Основной метод — регрессия Кокса, которая позволяет понять, какие факторы повышают или снижают вероятность введения избирательных прав для эмигрантов.

Главная зависимая переменная — это появление такого закона (де-юре) а в некоторых дополнительных моделях — и фактическое проведение выборов за рубежом (де-факто).

Теперь о независимых переменных. Авторы сопоставляют данные о том, где живет диаспора (в демократических или авторитарных странах), сколько среди нее беженцев, а также учитывают внутриполитические события отечественного авторитарного режима, например, недавний переворот. В качестве дополнительных переменных используются экономические индикаторы стран, а также ряд политическим индикаторов от V-Dem.

Что им удалось выяснить:

1. Автократии значительно реже предоставляют избирательные права, если значительная часть их диаспоры проживает в демократических странах.

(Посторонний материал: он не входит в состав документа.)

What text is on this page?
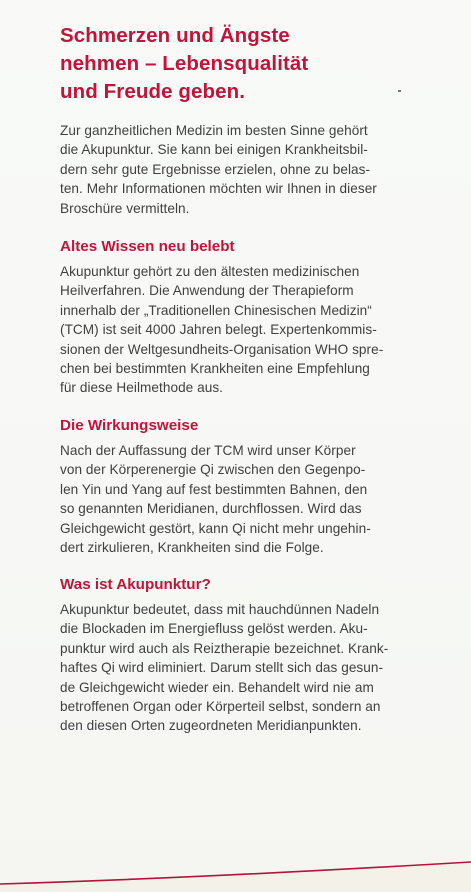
Schmerzen und Ängste
nehmen – Lebensqualität
und Freude geben.

Zur ganzheitlichen Medizin im besten Sinne gehört
die Akupunktur. Sie kann bei einigen Krankheitsbil-
dern sehr gute Ergebnisse erzielen, ohne zu belas-
ten. Mehr Informationen möchten wir Ihnen in dieser
Broschüre vermitteln.

Altes Wissen neu belebt

Akupunktur gehört zu den ältesten medizinischen
Heilverfahren. Die Anwendung der Therapieform
innerhalb der „Traditionellen Chinesischen Medizin“
(TCM) ist seit 4000 Jahren belegt. Expertenkommis-
sionen der Weltgesundheits-Organisation WHO spre-
chen bei bestimmten Krankheiten eine Empfehlung
für diese Heilmethode aus.

Die Wirkungsweise

Nach der Auffassung der TCM wird unser Körper
von der Körperenergie Qi zwischen den Gegenpo-
len Yin und Yang auf fest bestimmten Bahnen, den
so genannten Meridianen, durchflossen. Wird das
Gleichgewicht gestört, kann Qi nicht mehr ungehin-
dert zirkulieren, Krankheiten sind die Folge.

Was ist Akupunktur?

Akupunktur bedeutet, dass mit hauchdünnen Nadeln
die Blockaden im Energiefluss gelöst werden. Aku-
punktur wird auch als Reiztherapie bezeichnet. Krank-
haftes Qi wird eliminiert. Darum stellt sich das gesun-
de Gleichgewicht wieder ein. Behandelt wird nie am
betroffenen Organ oder Körperteil selbst, sondern an
den diesen Orten zugeordneten Meridianpunkten.
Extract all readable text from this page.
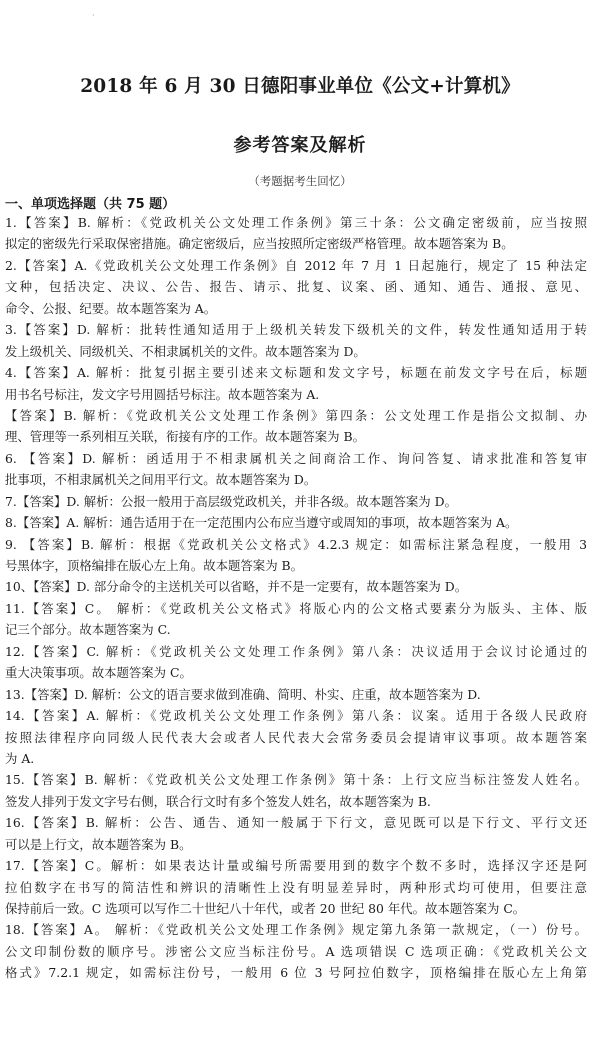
·
2018 年 6 月 30 日德阳事业单位《公文+计算机》
参考答案及解析
（考题据考生回忆）
一、单项选择题（共 75 题）
1.【答案】B. 解析：《党政机关公文处理工作条例》第三十条：公文确定密级前，应当按照
拟定的密级先行采取保密措施。确定密级后，应当按照所定密级严格管理。故本题答案为 B。
2.【答案】A.《党政机关公文处理工作条例》自 2012 年 7 月 1 日起施行，规定了 15 种法定
文种，包括决定、决议、公告、报告、请示、批复、议案、函、通知、通告、通报、意见、
命令、公报、纪要。故本题答案为 A。
3.【答案】D. 解析：批转性通知适用于上级机关转发下级机关的文件，转发性通知适用于转
发上级机关、同级机关、不相隶属机关的文件。故本题答案为 D。
4.【答案】A. 解析：批复引据主要引述来文标题和发文字号，标题在前发文字号在后，标题
用书名号标注，发文字号用圆括号标注。故本题答案为 A.
【答案】B. 解析：《党政机关公文处理工作条例》第四条：公文处理工作是指公文拟制、办
理、管理等一系列相互关联，衔接有序的工作。故本题答案为 B。
6. 【答案】D. 解析：函适用于不相隶属机关之间商洽工作、询问答复、请求批准和答复审
批事项，不相隶属机关之间用平行文。故本题答案为 D。
7.【答案】D. 解析：公报一般用于高层级党政机关，并非各级。故本题答案为 D。
8.【答案】A. 解析：通告适用于在一定范围内公布应当遵守或周知的事项，故本题答案为 A。
9. 【答案】B. 解析：根据《党政机关公文格式》4.2.3 规定：如需标注紧急程度，一般用 3
号黑体字，顶格编排在版心左上角。故本题答案为 B。
10、【答案】D. 部分命令的主送机关可以省略，并不是一定要有，故本题答案为 D。
11.【答案】C。 解析：《党政机关公文格式》将版心内的公文格式要素分为版头、主体、版
记三个部分。故本题答案为 C.
12.【答案】C. 解析：《党政机关公文处理工作条例》第八条：决议适用于会议讨论通过的
重大决策事项。故本题答案为 C。
13.【答案】D. 解析：公文的语言要求做到准确、简明、朴实、庄重，故本题答案为 D.
14.【答案】A. 解析：《党政机关公文处理工作条例》第八条：议案。适用于各级人民政府
按照法律程序向同级人民代表大会或者人民代表大会常务委员会提请审议事项。故本题答案
为 A.
15.【答案】B. 解析：《党政机关公文处理工作条例》第十条：上行文应当标注签发人姓名。
签发人排列于发文字号右侧，联合行文时有多个签发人姓名，故本题答案为 B.
16.【答案】B. 解析：公告、通告、通知一般属于下行文，意见既可以是下行文、平行文还
可以是上行文，故本题答案为 B。
17.【答案】C。解析：如果表达计量或编号所需要用到的数字个数不多时，选择汉字还是阿
拉伯数字在书写的简洁性和辨识的清晰性上没有明显差异时，两种形式均可使用，但要注意
保持前后一致。C 选项可以写作二十世纪八十年代，或者 20 世纪 80 年代。故本题答案为 C。
18.【答案】A。 解析：《党政机关公文处理工作条例》规定第九条第一款规定，（一）份号。
公文印制份数的顺序号。涉密公文应当标注份号。A 选项错误 C 选项正确：《党政机关公文
格式》7.2.1 规定，如需标注份号，一般用 6 位 3 号阿拉伯数字，顶格编排在版心左上角第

Это связано с наличием там политических прав и свобод, которые позволяют мобилизовывать оппозиционный электорат для участия в протестном голосовании.

2. Значительная доля диаспоры из беженцев, живущих в демократических странах, также снижает вероятность организации заграничного голосования — получается, беженцы могут рассматриваться авторитарными режимами как политически активная и неблагонадежная часть уехавших.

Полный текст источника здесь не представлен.